The reason Boris Johnson has been unable to hand over his WhatsApp messages from his old mobile phone to the Covid inquiry is because he cannot remember the passcode, according to reports in The Times.
It was revealed today that the former prime minister has still not passed on messages stored on his old mobile phone to the inquiry, provoking suspicion that the texts could contain “appallingly insensitive” material.
Downing Street on Monday said “all requisite material” had been given to the inquiry after the Government lost its bid to prevent their release.
The Cabinet Office had until 4pm on Monday to comply with a High Court ruling to hand over Johnson’s unredacted notebooks, WhatsApp messages and diaries from his time in Downing Street.
But the former prime minister’s old phone, which contains correspondence from pre-May 2021, is still in his possession.

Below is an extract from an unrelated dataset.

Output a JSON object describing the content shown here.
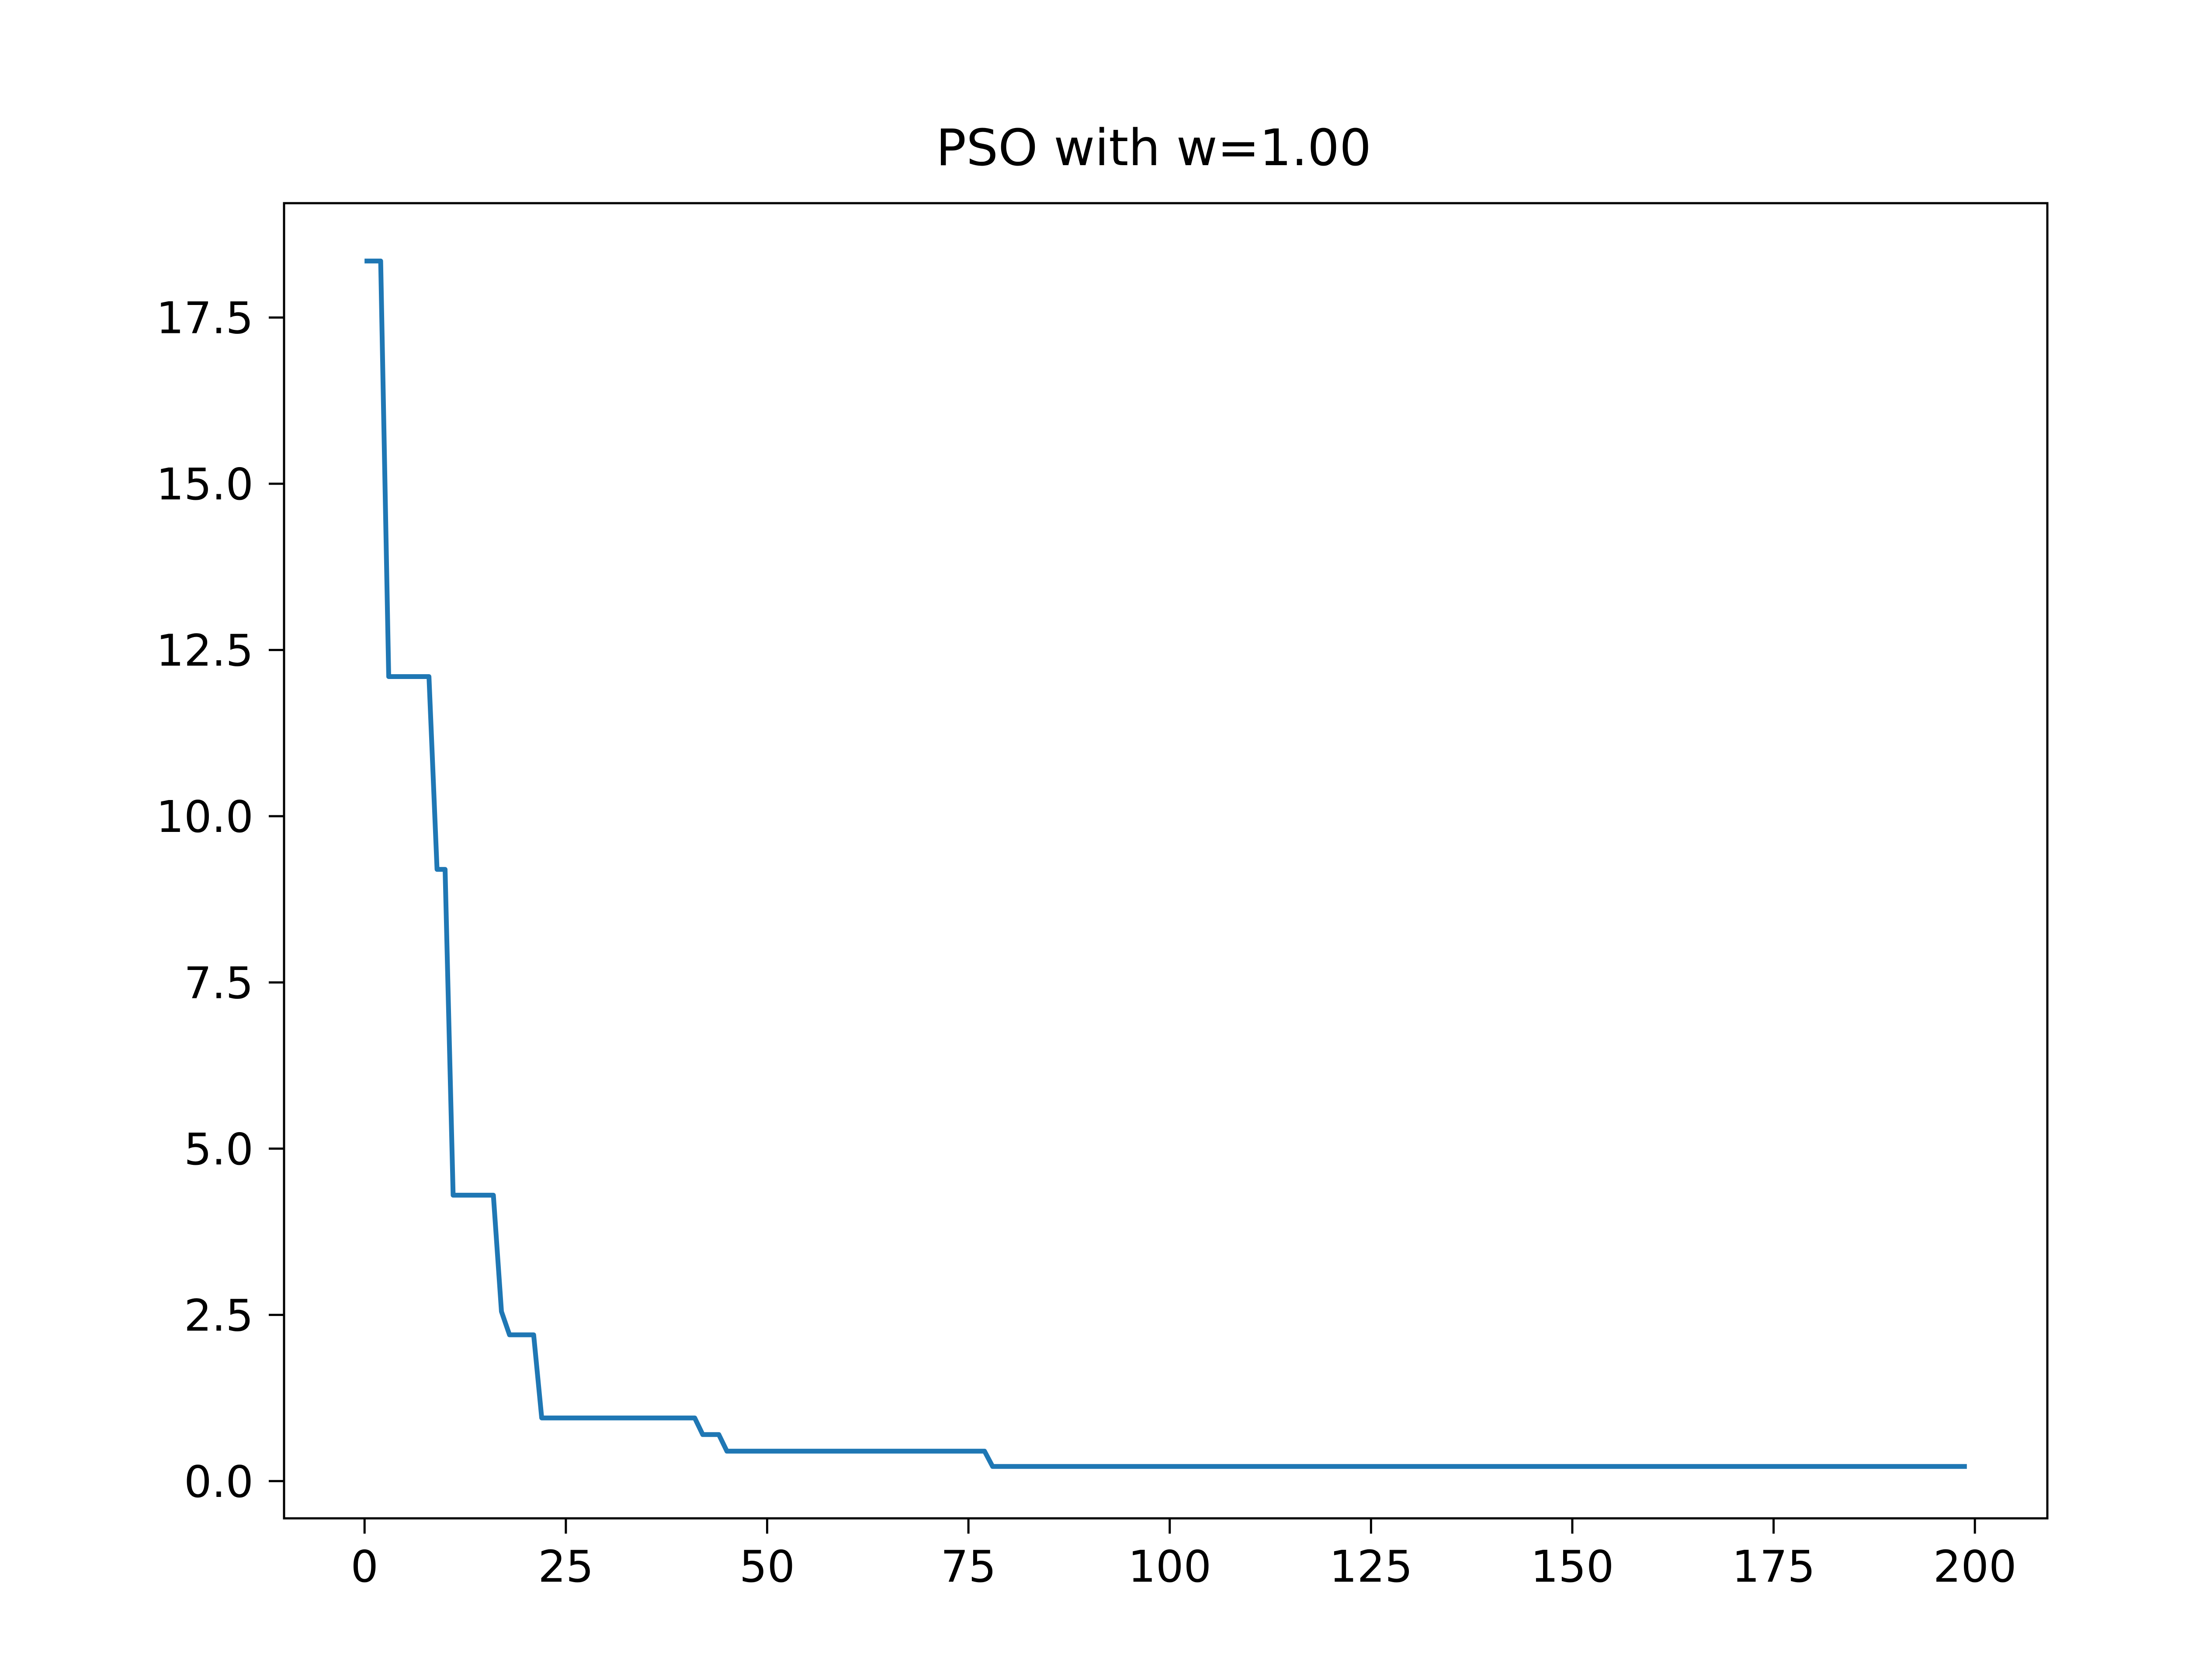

Reporting in The Times, Steven Swinford said the reason he hasn’t handed the device over is because he’s forgotten the passcode to get in.
There are concerns that the device, an Apple iPhone, will automatically disable and that the contents could be erased if the wrong code is entered.

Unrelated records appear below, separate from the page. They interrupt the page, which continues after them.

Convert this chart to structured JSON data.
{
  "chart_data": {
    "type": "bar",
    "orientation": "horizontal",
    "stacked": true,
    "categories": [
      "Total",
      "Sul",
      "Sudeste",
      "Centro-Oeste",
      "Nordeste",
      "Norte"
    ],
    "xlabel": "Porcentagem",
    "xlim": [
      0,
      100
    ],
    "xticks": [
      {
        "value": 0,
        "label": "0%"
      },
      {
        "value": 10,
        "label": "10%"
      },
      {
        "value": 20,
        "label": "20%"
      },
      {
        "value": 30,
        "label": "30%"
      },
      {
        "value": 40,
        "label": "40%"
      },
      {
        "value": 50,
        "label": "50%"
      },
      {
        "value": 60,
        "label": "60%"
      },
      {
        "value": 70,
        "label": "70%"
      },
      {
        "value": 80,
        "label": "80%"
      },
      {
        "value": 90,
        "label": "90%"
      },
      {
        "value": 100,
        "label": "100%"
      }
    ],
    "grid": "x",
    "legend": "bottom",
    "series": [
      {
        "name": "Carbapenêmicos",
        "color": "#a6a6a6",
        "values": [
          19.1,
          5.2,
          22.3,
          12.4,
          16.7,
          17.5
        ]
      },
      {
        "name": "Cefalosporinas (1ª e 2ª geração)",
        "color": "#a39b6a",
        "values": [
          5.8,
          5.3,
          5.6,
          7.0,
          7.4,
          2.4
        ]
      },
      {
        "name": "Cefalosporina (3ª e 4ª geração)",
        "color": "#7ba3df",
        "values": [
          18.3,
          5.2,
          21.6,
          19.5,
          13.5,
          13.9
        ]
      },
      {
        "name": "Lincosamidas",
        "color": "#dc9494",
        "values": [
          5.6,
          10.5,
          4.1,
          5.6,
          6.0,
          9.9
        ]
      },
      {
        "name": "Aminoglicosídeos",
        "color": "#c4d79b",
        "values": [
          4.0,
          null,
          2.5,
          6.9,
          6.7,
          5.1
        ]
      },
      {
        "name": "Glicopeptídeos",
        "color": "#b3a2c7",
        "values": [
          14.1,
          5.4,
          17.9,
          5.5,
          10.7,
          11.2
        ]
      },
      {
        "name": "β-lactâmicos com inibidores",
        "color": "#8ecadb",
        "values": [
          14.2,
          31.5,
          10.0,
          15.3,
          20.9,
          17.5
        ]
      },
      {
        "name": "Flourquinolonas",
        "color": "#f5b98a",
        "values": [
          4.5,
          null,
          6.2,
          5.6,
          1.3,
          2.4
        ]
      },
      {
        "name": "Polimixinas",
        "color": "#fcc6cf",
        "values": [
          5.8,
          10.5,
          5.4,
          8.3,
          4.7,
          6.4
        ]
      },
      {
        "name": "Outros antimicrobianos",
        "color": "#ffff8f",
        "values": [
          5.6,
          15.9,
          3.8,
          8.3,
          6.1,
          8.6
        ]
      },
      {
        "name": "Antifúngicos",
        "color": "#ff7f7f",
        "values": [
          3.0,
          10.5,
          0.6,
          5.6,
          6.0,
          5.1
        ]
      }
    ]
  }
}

Johnson is unable to recall the passcode with “100 per cent confidence”, which has stalled the process.
A mobile security expert has cast doubt on the claims.
Andrew Whaley, senior technical director at Norwegian cybersecurity company Promon, said: “This is a pretty lame excuse. Provided Boris’s WhatsApp is backed up, accessing the data would take minutes…
“As this is a diplomatic phone, the security measures may very well be different, but even still, it’s not an impossible task by any means.”